Speaking to reporters after a speech, Obama said if elected president he would meet, with preparation but without preconditions, leaders Bush has avoided - Iranian President Mahmoud Ahmadinejad, Syrian President Bashar al-Assad, North Korea's Kim Jong-il and Venezuelan President Hugo Chavez.

"I would engage in direct talks," he said.

Iran, Syria and North Korea are considered by the U.S. State Department to be state sponsors of terrorism while Venezuela has stoked anti-American sentiment in South America.

Obama accused Bush on Friday of "fear-mongering" for suggesting Democrats wanted to appease terrorists and vowed to meet leaders of hostile nations like Iran if elected.

Bush triggered Democratic outrage on Thursday by saying in a speech before the Knesset in Jerusalem that some politicians would pursue the "false comfort of appeasement" by negotiating with militant groups like Hamas and Hezbollah organizations and Iran.

Obama said Bush and McCain were guilty of "bombast, exaggerations and fear-mongering."

The White House said it was baffled at the heat of the Democratic response, saying Bush had been making similar statements for years.

"I would encourage you to ask them what sentences that they disagree with, what specific sentence," White House counselor Ed Gillespie said on the Air Force One flight to Saudi Arabia.
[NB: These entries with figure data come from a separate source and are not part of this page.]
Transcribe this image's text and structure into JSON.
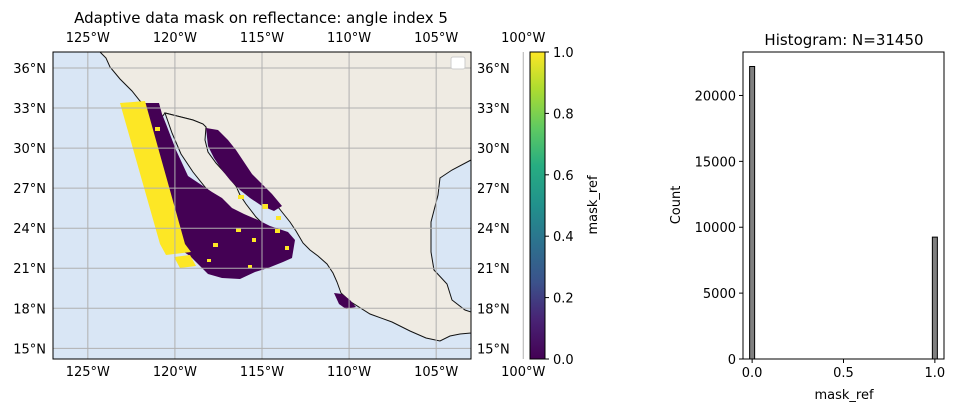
{
  "chart_data": [
    {
      "type": "heatmap",
      "title": "Adaptive data mask on reflectance: angle index 5",
      "projection": "PlateCarree map",
      "xlim": [
        -127,
        -103
      ],
      "ylim": [
        14.2,
        37.2
      ],
      "x_ticks": [
        -125,
        -120,
        -115,
        -110,
        -105,
        -100
      ],
      "x_tick_labels": [
        "125°W",
        "120°W",
        "115°W",
        "110°W",
        "105°W",
        "100°W"
      ],
      "y_ticks": [
        15,
        18,
        21,
        24,
        27,
        30,
        33,
        36
      ],
      "y_tick_labels": [
        "15°N",
        "18°N",
        "21°N",
        "24°N",
        "27°N",
        "30°N",
        "33°N",
        "36°N"
      ],
      "grid": true,
      "legend": "top-right (empty)",
      "colors": {
        "ocean": "#d9e6f5",
        "land": "#efebe3",
        "coast": "#111111",
        "mask_low": "#440154",
        "mask_high": "#fde725"
      },
      "colorbar": {
        "label": "mask_ref",
        "colormap": "viridis",
        "vmin": 0.0,
        "vmax": 1.0,
        "ticks": [
          0.0,
          0.2,
          0.4,
          0.6,
          0.8,
          1.0
        ],
        "tick_labels": [
          "0.0",
          "0.2",
          "0.4",
          "0.6",
          "0.8",
          "1.0"
        ]
      },
      "mask_values": [
        0,
        1
      ]
    },
    {
      "type": "bar",
      "title": "Histogram: N=31450",
      "xlabel": "mask_ref",
      "ylabel": "Count",
      "xlim": [
        -0.05,
        1.05
      ],
      "ylim": [
        0,
        23300
      ],
      "x_ticks": [
        0.0,
        0.5,
        1.0
      ],
      "x_tick_labels": [
        "0.0",
        "0.5",
        "1.0"
      ],
      "y_ticks": [
        0,
        5000,
        10000,
        15000,
        20000
      ],
      "y_tick_labels": [
        "0",
        "5000",
        "10000",
        "15000",
        "20000"
      ],
      "bins": [
        {
          "x": 0.0,
          "value": 22200
        },
        {
          "x": 1.0,
          "value": 9250
        }
      ],
      "bar_color": "#808080"
    }
  ]
}
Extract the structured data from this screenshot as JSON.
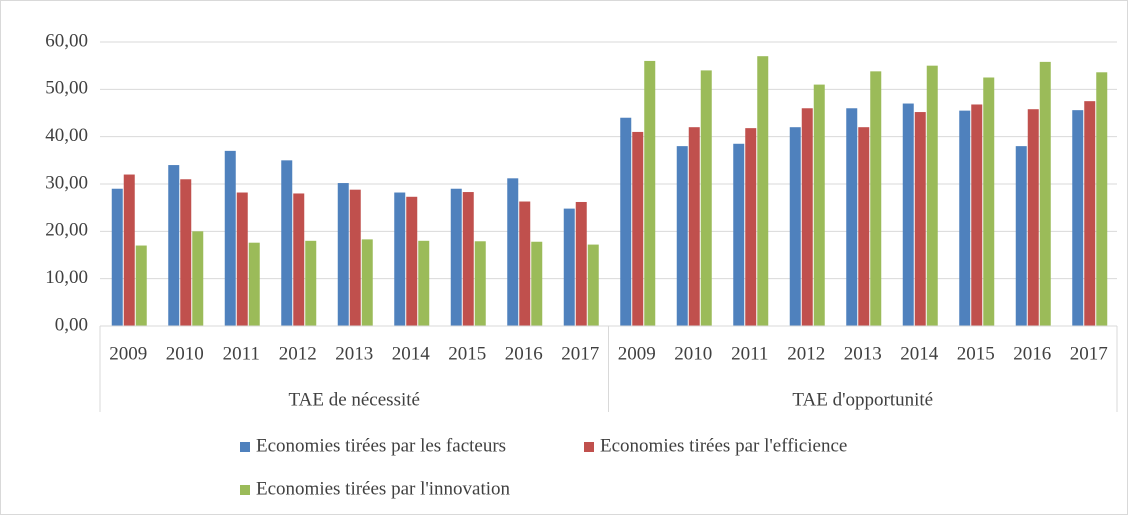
{
  "chart_data": {
    "type": "bar",
    "category_groups": [
      {
        "label": "TAE de nécessité",
        "categories": [
          "2009",
          "2010",
          "2011",
          "2012",
          "2013",
          "2014",
          "2015",
          "2016",
          "2017"
        ]
      },
      {
        "label": "TAE d'opportunité",
        "categories": [
          "2009",
          "2010",
          "2011",
          "2012",
          "2013",
          "2014",
          "2015",
          "2016",
          "2017"
        ]
      }
    ],
    "series": [
      {
        "name": "Economies tirées par les facteurs",
        "color": "#4f81bd",
        "values": [
          29,
          34,
          37,
          35,
          30.2,
          28.2,
          29,
          31.2,
          24.8,
          44,
          38,
          38.5,
          42,
          46,
          47,
          45.5,
          38,
          45.6
        ]
      },
      {
        "name": "Economies tirées par l'efficience",
        "color": "#c0504d",
        "values": [
          32,
          31,
          28.2,
          28,
          28.8,
          27.3,
          28.3,
          26.3,
          26.2,
          41,
          42,
          41.8,
          46,
          42,
          45.2,
          46.8,
          45.8,
          47.5
        ]
      },
      {
        "name": "Economies tirées par l'innovation",
        "color": "#9bbb59",
        "values": [
          17,
          20,
          17.6,
          18,
          18.3,
          18,
          17.9,
          17.8,
          17.2,
          56,
          54,
          57,
          51,
          53.8,
          55,
          52.5,
          55.8,
          53.6
        ]
      }
    ],
    "ylim": [
      0,
      60
    ],
    "yticks": [
      {
        "value": 0,
        "label": "0,00"
      },
      {
        "value": 10,
        "label": "10,00"
      },
      {
        "value": 20,
        "label": "20,00"
      },
      {
        "value": 30,
        "label": "30,00"
      },
      {
        "value": 40,
        "label": "40,00"
      },
      {
        "value": 50,
        "label": "50,00"
      },
      {
        "value": 60,
        "label": "60,00"
      }
    ],
    "grid": true
  }
}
The McCain campaign derided Obama for what it called "the same tired partisan rants."

"It was remarkable to see Barack Obama's hysterical diatribe in response to a speech in which his name wasn't even mentioned," said McCain spokesman Tucker Bounds.

The episode allowed Obama to talk directly to Bush and elevate himself on the national stage as he tried to wrap up the Democratic presidential nomination. Even party rival Hillary Clinton has rushed to Obama's defense on the issue.

Weakened by the Iraq war and ailing economy, Republicans hope to convince Americans that Obama is too inexperienced to be trusted as commander in chief - a point McCain tried to make on Thursday.

But Obama sought to turn the experience question around on Bush and McCain.

"They've got to answer for the fact that Iran is the greatest strategic beneficiary of our invasion of Iraq. It made Iran stronger, George Bush's policies," he said.

"They're going to have to explain why Hamas now controls Gaza, Hamas that was strengthened because the United States insisted that we should have democratic elections in the Palestinian Authority," he added.